Statistik deskriptif digunakan untuk merangkum atau mendeskripsikan ciri-ciri dasar data dalam suatu penelitian. Mereka memberikan ringkasan sederhana tentang sampel dan pengukurannya. Melalui statistik deskriptif, kita dapat menyajikan gambaran kuantitatif dalam bentuk yang dapat dikelola. Dalam sebuah studi penelitian, kita mungkin memiliki banyak ukuran. Statistik deskriptif membantu kita menyederhanakan data dalam jumlah besar dengan cara yang masuk akal.
Ada dua jenis utama statistik deskriptif:
Mean: Mean adalah rata-rata dari semua angka dan terkadang disebut mean aritmatika. Anda menghitung mean dengan menjumlahkan semua nilai dan membaginya dengan jumlah angka. Rumus meannya adalah:
\( \textrm{Berarti} = \frac{\sum_{i=1}^{n} x_i}{n} \)di mana \(x_i\) mewakili setiap nilai dalam kumpulan data dan \(n\) adalah jumlah nilai.
Median: Median adalah nilai tengah dalam daftar angka. Untuk mencari median, Anda perlu menyusun angka-angka Anda dalam urutan menaik dan mencari angka tengahnya. Jika jumlah observasinya genap, maka mediannya adalah rata-rata dari dua angka yang di tengah.
Mode: Mode adalah nilai yang paling sering muncul dalam kumpulan data. Suatu kumpulan data mungkin mempunyai satu mode, lebih dari satu mode, atau tidak ada mode sama sekali.
Rentang: Rentang adalah selisih antara nilai tertinggi dan terendah dalam suatu kumpulan data. Ini adalah ukuran variabilitas yang paling sederhana.

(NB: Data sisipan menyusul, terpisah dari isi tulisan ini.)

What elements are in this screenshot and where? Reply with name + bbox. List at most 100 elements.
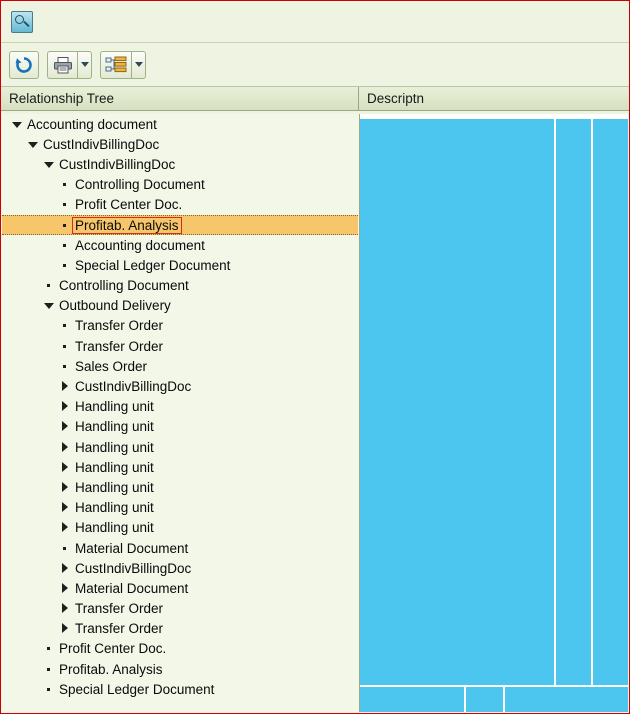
tree-row[interactable]: Transfer Order <box>2 619 359 639</box>
tree-row[interactable]: CustIndivBillingDoc <box>2 154 359 174</box>
description-block-footer-middle <box>466 687 503 712</box>
tree-row-label: Special Ledger Document <box>59 681 215 697</box>
description-block-column-2 <box>556 119 591 685</box>
tree-row-label: Handling unit <box>75 459 154 475</box>
leaf-dot-icon <box>60 179 71 190</box>
tree-row-label: CustIndivBillingDoc <box>75 560 192 576</box>
chevron-right-icon[interactable] <box>60 381 71 392</box>
tree-row-label: Handling unit <box>75 479 154 495</box>
tree-row[interactable]: CustIndivBillingDoc <box>2 376 359 396</box>
tree-row-label: CustIndivBillingDoc <box>75 379 192 395</box>
tree-row[interactable]: Profit Center Doc. <box>2 195 359 215</box>
expand-tree-button[interactable] <box>100 50 131 79</box>
tree-row-label: Transfer Order <box>75 621 164 637</box>
tree-row[interactable]: Accounting document <box>2 235 359 255</box>
description-block-main <box>360 119 554 685</box>
tree-row[interactable]: Profit Center Doc. <box>2 639 359 659</box>
leaf-dot-icon <box>44 643 55 654</box>
chevron-right-icon[interactable] <box>60 421 71 432</box>
tree-row[interactable]: Handling unit <box>2 437 359 457</box>
tree-row[interactable]: Accounting document <box>2 114 359 134</box>
tree-row[interactable]: Profitab. Analysis <box>2 659 359 679</box>
leaf-dot-icon <box>60 320 71 331</box>
tree-row-label: Profitab. Analysis <box>59 661 163 677</box>
chevron-down-icon[interactable] <box>44 159 55 170</box>
tree-row[interactable]: Controlling Document <box>2 276 359 296</box>
printer-icon <box>53 56 72 73</box>
tree-row-label: Handling unit <box>75 419 154 435</box>
chevron-right-icon[interactable] <box>60 623 71 634</box>
tree-row[interactable]: Handling unit <box>2 518 359 538</box>
tree-row-label: Handling unit <box>75 520 154 536</box>
print-menu-button[interactable] <box>77 50 92 79</box>
leaf-dot-icon <box>60 543 71 554</box>
leaf-dot-icon <box>60 260 71 271</box>
tree-row-label: Profitab. Analysis <box>72 216 182 234</box>
description-block-column-3 <box>593 119 628 685</box>
tree-row[interactable]: CustIndivBillingDoc <box>2 134 359 154</box>
chevron-right-icon[interactable] <box>60 461 71 473</box>
chevron-down-icon[interactable] <box>12 119 23 130</box>
leaf-dot-icon <box>60 361 71 372</box>
tree-row-label: Accounting document <box>75 237 205 253</box>
tree-row-label: Transfer Order <box>75 601 164 617</box>
tree-row-label: Controlling Document <box>59 278 189 294</box>
tree-row-label: Profit Center Doc. <box>75 197 183 213</box>
column-header-description[interactable]: Descriptn <box>359 87 629 110</box>
description-block-footer-right <box>505 687 628 712</box>
tree-row-label: Material Document <box>75 580 189 596</box>
tree-row-label: Sales Order <box>75 358 148 374</box>
chevron-right-icon[interactable] <box>60 441 71 453</box>
tree-row[interactable]: Handling unit <box>2 397 359 417</box>
tree-row[interactable]: Transfer Order <box>2 336 359 356</box>
tree-row[interactable]: Handling unit <box>2 477 359 497</box>
chevron-right-icon[interactable] <box>60 522 71 533</box>
tree-row-label: CustIndivBillingDoc <box>43 136 160 152</box>
toolbar <box>1 43 629 87</box>
tree-row[interactable]: Special Ledger Document <box>2 255 359 275</box>
refresh-icon <box>15 56 32 73</box>
chevron-down-icon[interactable] <box>44 300 55 311</box>
chevron-right-icon[interactable] <box>60 481 71 493</box>
tree-row[interactable]: Transfer Order <box>2 316 359 336</box>
tree-row-label: Transfer Order <box>75 338 164 354</box>
tree-row[interactable]: Handling unit <box>2 457 359 477</box>
tree-row-label: Profit Center Doc. <box>59 641 167 657</box>
leaf-dot-icon <box>44 280 55 291</box>
chevron-down-icon <box>80 62 89 67</box>
tree-row[interactable]: Material Document <box>2 578 359 598</box>
chevron-down-icon[interactable] <box>28 139 39 150</box>
description-pane[interactable] <box>360 114 628 712</box>
print-button[interactable] <box>47 50 77 79</box>
tree-row[interactable]: Special Ledger Document <box>2 679 359 699</box>
expand-tree-menu-button[interactable] <box>131 50 146 79</box>
tree-row-label: CustIndivBillingDoc <box>59 156 176 172</box>
refresh-button[interactable] <box>9 50 39 79</box>
chevron-right-icon[interactable] <box>60 562 71 574</box>
chevron-right-icon[interactable] <box>60 401 71 412</box>
chevron-down-icon <box>134 62 143 67</box>
tree-row-label: Transfer Order <box>75 318 164 334</box>
tree-row[interactable]: Transfer Order <box>2 599 359 619</box>
tree-row[interactable]: Handling unit <box>2 417 359 437</box>
chevron-right-icon[interactable] <box>60 502 71 513</box>
tree-row[interactable]: Outbound Delivery <box>2 296 359 316</box>
document-relationship-icon <box>11 10 33 33</box>
tree-row-label: Accounting document <box>27 116 157 132</box>
tree-row[interactable]: CustIndivBillingDoc <box>2 558 359 578</box>
tree-row[interactable]: Profitab. Analysis <box>2 214 358 236</box>
tree-list-icon <box>105 56 127 72</box>
window-titlebar <box>1 1 629 43</box>
expand-tree-button-group <box>100 50 146 79</box>
tree-row[interactable]: Material Document <box>2 538 359 558</box>
leaf-dot-icon <box>60 220 71 231</box>
tree-row[interactable]: Handling unit <box>2 498 359 518</box>
main-body: Accounting document CustIndivBillingDoc Cu… <box>2 114 628 712</box>
column-header-row: Relationship Tree Descriptn <box>1 87 629 111</box>
chevron-right-icon[interactable] <box>60 603 71 614</box>
relationship-tree-pane[interactable]: Accounting document CustIndivBillingDoc Cu… <box>2 114 360 712</box>
chevron-right-icon[interactable] <box>60 582 71 594</box>
column-header-relationship-tree[interactable]: Relationship Tree <box>1 87 359 110</box>
tree-row[interactable]: Sales Order <box>2 356 359 376</box>
tree-row[interactable]: Controlling Document <box>2 175 359 195</box>
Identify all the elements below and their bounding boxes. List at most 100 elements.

Varians: Varians mengukur seberapa besar perbedaan angka dalam kumpulan data dari mean. Varians dihitung dengan mengambil rata-rata selisih kuadrat dari Mean. Rumus varians ( \(\sigma^2\) ) adalah:
\( \sigma^2 = \frac{\sum_{i=1}^{n} (x_i - \textrm{Berarti})^2}{n} \)Deviasi Standar: Deviasi standar adalah ukuran jumlah variasi atau penyebaran sekumpulan nilai. Ini adalah akar kuadrat dari varians, sehingga memberikan ukuran yang berada dalam satuan yang sama dengan data. Rumus simpangan baku ( \(\sigma\) ) adalah:
\( \sigma = \sqrt{\frac{\sum_{i=1}^{n} (x_i - \textrm{Berarti})^2}{n}} \)Statistik deskriptif juga dapat melibatkan penggunaan grafik dan plot untuk meringkas secara visual distribusi, tendensi sentral, dan variabilitas suatu kumpulan data. Representasi grafis yang umum meliputi:
Pertimbangkan kumpulan data yang terdiri dari nilai ujian 20 siswa di sebuah kelas:
85, 82, 88, 95, 70, 90, 78, 84, 80, 96, 72, 88, 92, 94, 94, 90, 76, 97, 84, 82
Untuk meringkas data ini, kita dapat menghitung ukuran tendensi sentral dan variabilitas:
Memahami statistik deskriptif dasar ini memungkinkan kita mendapatkan ringkasan skor dengan cepat, mengidentifikasi seberapa besar variasinya, dan menemukan kecenderungan umum kinerja kelas.
Statistik deskriptif sangat penting untuk merangkum dan memahami data. Ini adalah langkah pertama dalam analisis data, memberikan landasan untuk analisis statistik yang lebih kompleks. Dengan mengidentifikasi ukuran-ukuran utama dan variabilitas, kita bisa mendapatkan wawasan yang bermakna mengenai sifat data dan membuat keputusan berdasarkan wawasan tersebut.